1. A biogas fermentation process with methane in-situ enrichment function, characterized in that the anaerobic reactor is connected with a decarburizer, extracting the fermented liquid in the anaerobic reactor and spraying it to the decarburizer to remove the fermented liquid CO ₂ , the decarbonized fermentation broth is returned to the anaerobic reactor to continue anaerobic fermentation to generate biogas. Most of the CO ₂ in the produced biogas is dissolved in the decarbonized fermentation broth, and in the fermentation broth CH ₄ with extremely low solubility is released from the upper part of the anaerobic reactor, eventually forming biogas with a CH ₄ concentration greater than 85%.

2. The biogas fermentation process according to claim 1, characterized in that said anaerobic reactor is a wet anaerobic reactor.
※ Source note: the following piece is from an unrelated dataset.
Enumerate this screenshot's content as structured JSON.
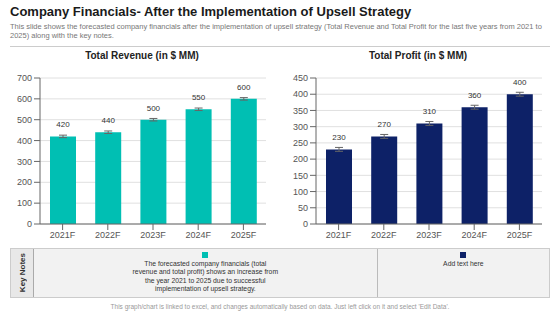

3. The biogas fermentation process according to claim 1, characterized in that the fermentation raw material used in the anaerobic reactor is one of organic wastewater, fecal sewage, food processing waste, straw, grass, and urban sludge. species, two or more.

4. The biogas fermentation process according to claim 1, characterized in that the decarburizer is one of a vacuum decarburizer or a blower decarburizer.

5. decarburizer according to claim 4, is characterized in that the blast volume of described blast type decarburizer makes the dissolved oxygen amount that enters anaerobic reactor with reflux fermented liquid be less than 40mg/(L _reactor . d).

6. The decarburizer according to claim 4, characterized in that the blast decarburizer has the function of completing the hydrolysis of solid fermentation raw materials to produce acid.